Following the impactful attacks by the Houthi group on commercial shipments, especially container ships, the shipping industry has undergone substantial changes. This analysis focuses on the decrease in the number of large inactive vessels this week, highlighting the adaptability of shipping companies in the face of threats, with the deployment of tonnage to maintain schedules, especially on the Cape route.

After the attacks on ships bound for Israel and connections with the United States and the United Kingdom, the trend of redirecting ships around the Cape of Good Hope began in December. The report highlights that, due to the compliance with exports before the Chinese New Year, no large container ship has been recorded as inactive this week. The reactivation of two ultra-large container ships in the last two weeks has led to all vessels over 12,500 TEUs being operational now.

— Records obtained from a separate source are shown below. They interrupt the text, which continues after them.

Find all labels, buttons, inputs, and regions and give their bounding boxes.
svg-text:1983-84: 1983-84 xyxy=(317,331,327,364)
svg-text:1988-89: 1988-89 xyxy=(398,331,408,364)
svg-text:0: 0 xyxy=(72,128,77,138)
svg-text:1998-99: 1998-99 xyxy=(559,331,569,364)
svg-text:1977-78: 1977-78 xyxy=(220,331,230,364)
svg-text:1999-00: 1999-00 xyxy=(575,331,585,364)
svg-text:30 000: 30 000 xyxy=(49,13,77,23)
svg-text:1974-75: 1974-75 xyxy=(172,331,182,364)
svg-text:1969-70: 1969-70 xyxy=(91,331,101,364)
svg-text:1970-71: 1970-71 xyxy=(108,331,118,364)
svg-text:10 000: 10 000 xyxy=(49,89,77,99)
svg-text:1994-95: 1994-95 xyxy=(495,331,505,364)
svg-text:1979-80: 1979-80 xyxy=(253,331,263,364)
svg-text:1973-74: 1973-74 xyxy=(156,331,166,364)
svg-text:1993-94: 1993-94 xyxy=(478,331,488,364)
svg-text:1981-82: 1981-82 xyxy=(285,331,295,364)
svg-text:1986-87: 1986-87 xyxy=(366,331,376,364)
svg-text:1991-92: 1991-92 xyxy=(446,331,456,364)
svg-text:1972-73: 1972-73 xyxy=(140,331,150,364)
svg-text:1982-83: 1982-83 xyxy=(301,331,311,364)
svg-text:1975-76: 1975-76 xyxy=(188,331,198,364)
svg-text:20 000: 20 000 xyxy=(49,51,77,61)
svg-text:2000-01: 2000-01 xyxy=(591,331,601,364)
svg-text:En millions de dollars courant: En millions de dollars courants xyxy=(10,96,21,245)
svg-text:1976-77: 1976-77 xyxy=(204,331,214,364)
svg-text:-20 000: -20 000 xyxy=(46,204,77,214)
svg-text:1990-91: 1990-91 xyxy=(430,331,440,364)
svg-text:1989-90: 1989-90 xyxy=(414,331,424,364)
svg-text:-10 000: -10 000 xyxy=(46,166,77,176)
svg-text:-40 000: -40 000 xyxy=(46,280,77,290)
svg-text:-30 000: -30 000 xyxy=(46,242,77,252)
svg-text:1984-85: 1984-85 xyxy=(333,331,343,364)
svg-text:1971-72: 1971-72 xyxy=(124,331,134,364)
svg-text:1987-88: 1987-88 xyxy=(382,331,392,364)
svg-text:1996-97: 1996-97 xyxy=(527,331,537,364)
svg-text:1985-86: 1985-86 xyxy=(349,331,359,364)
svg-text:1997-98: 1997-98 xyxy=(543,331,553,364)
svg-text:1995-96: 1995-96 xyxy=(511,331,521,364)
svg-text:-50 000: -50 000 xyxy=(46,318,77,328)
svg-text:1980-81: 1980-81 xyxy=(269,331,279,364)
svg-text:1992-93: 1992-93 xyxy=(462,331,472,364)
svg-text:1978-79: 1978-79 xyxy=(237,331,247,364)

The Alphaliner report reveals that inactive capacity has reached its lowest point in 19 months, with only 89 vessels of 226,051 TEUs inactive. More recent data from Linerlytica suggests that the figure has decreased even further, with only 78 non-operational vessels totaling 125,425 TEUs, representing 0.4% of the fleet.

It is highlighted that a significant amount of capacity was reactivated from dry dock to cope with the “inflated” demand during this period. Additionally, 21 vessels of 178,751 TEUs came out of dry dock and resumed operations, and the total dry dock capacity is the lowest since March 2021, at 313,031 TEUs.

Alphaliner suggests that shipping companies are redesigning their networks to incorporate the deviation via Africa, along with expected omissions of sailings in the quiet period after the Chinese New Year and the arrival of many new vessels, which could change the situation of tight tonnage supply in the coming months.

Linerlytica reports that 43 vessels were delivered in the last 30 days, totaling 303,601 TEUs. Combined statistics also reveal an expected increase in capacity on Asia-to-Europe routes by 23.3%, reaching a historical high of 6.44 million TEUs, as a result of the deviation from the Suez Canal to the Cape route since December 2023.

Linerlytica’s analysis highlights an unexpected increase in demand for intra-European capacity due to the crisis in the Red Sea, with a 24.8% increase on intra-European routes, especially in the Mediterranean and routes between Northern Europe and the Mediterranean.

In conclusion, the shipping industry’s adaptability to crises and geopolitical conflicts is reflected in the rapid reactivation of vessels and the redesign of routes. The current situation, with increased capacity and changes in commercial flows, reveals the complexity of maritime supply chain dynamics.